House passes domestic terrorism bill
WASHINGTON – The House passed legislation late Wednesday that would bolster federal resources to prevent domestic terrorism in response to the racist mass shooting in Buffalo, New York.
The 222-203, nearly party-line vote was an answer to the growing pressure Congress faces to address gun violence and white supremacist attacks – a crisis that escalated following two mass shootings over the weekend. Rep. Adam Kinzinger, R-ill., a member of the congressional committee investigating the attack on the U.S. Capitol, was the lone Republican to vote in favor.
The House passed a similar measure in 2020 only to have it languish in the Senate. And since lawmakers lack the support in the Senate to move forward with any sort of gun-control legislation they see as necessary to stop mass shootings, Democrats are instead putting their efforts into a broader federal focus on domestic terrorism.
“We in Congress can’t stop the likes of (Fox News host) Tucker Carlson from spewing hateful, dangerous replacement theory ideology across the airwaves. Congress hasn’t been able to ban the sale of assault weapons. The Domestic Terrorism Prevention Act is what Congress can do this week to try to prevent future Buffalo shootings,” Rep.
Brad Schneider, D-ill., who first introduced the measure in 2017, said on the House floor.
Replacement theory is a racist ideology that alleges white people and their influence are being intentionally “replaced” by people of color through immigration and higher birth rates. It’s being investigated as a motivating factor in Saturday’s supermarket shooting that killed 10 people in Buffalo, all of them Black. A grand jury has indicted an 18-year-old white man, Payton Gendron, on a first-degree murder charge.
Supporters of the bill say it will fill gaps in intelligence-sharing among the
Justice Department, Department of Homeland Security and FBI to better track and respond to the growing threat of white extremist terrorism.
“As we took 9/11 seriously, we need to take this seriously. This is a domestic form of the same terrorism that killed the innocent people of New York City and now this assault in Buffalo and many other places,” said Sen. Dick Durbin, D-ill., who is sponsoring an identical bill in the Senate.
Senate Democrats are pledging to bring up the bill for a vote next week. But its prospects are uncertain, with Republicans opposed to bolstering the power of the Justice Department in domestic surveillance.

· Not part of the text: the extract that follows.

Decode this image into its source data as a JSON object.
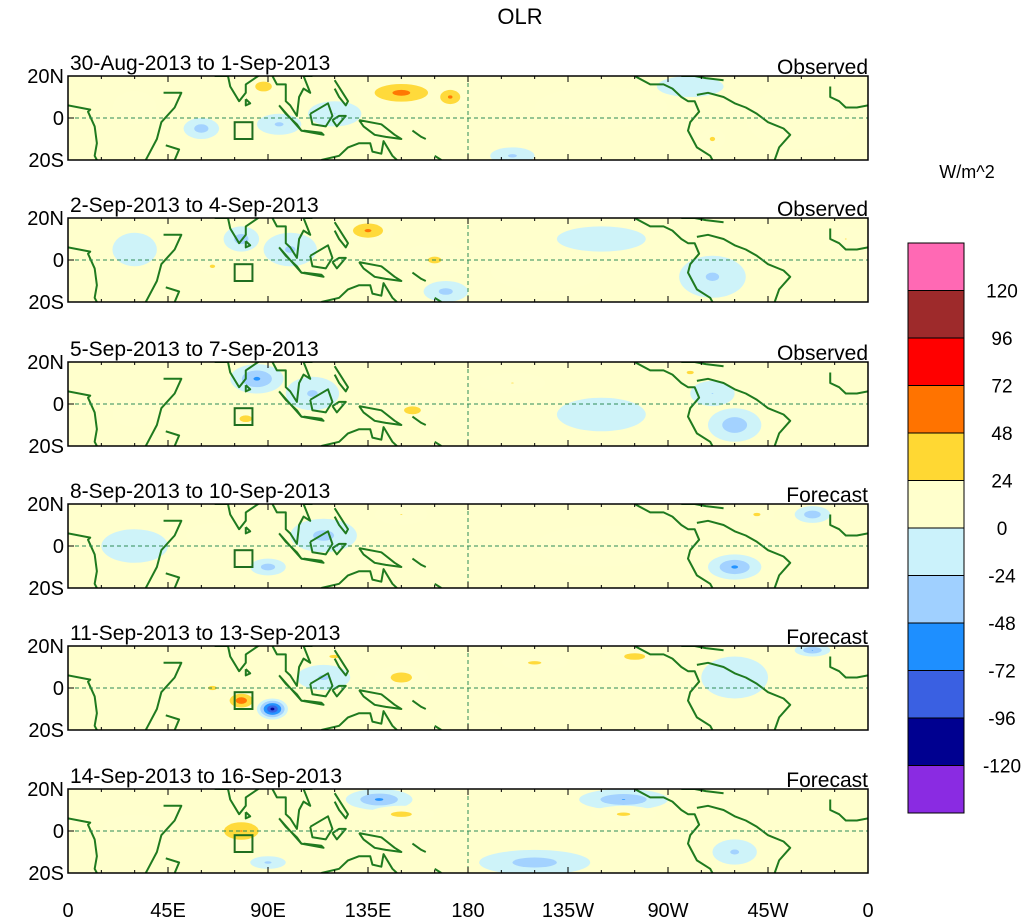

GOP lawmakers assert that the department abused its power to conduct more domestic surveillance when Attorney General Merrick Garland issued a memo in October aimed at combating threats against school officials nationwide. They labeled the memo as targeting concerned parents.
GOP lawmakers also say the bill doesn’t place enough emphasis on combating domestic terrorism committed by groups on the far left.
“This bill glaringly ignores the persistent domestic terrorism threat from the radical left in this country and instead makes the assumption that it is all on the white and the right,” said Rep. Darrell Issa, R-calif.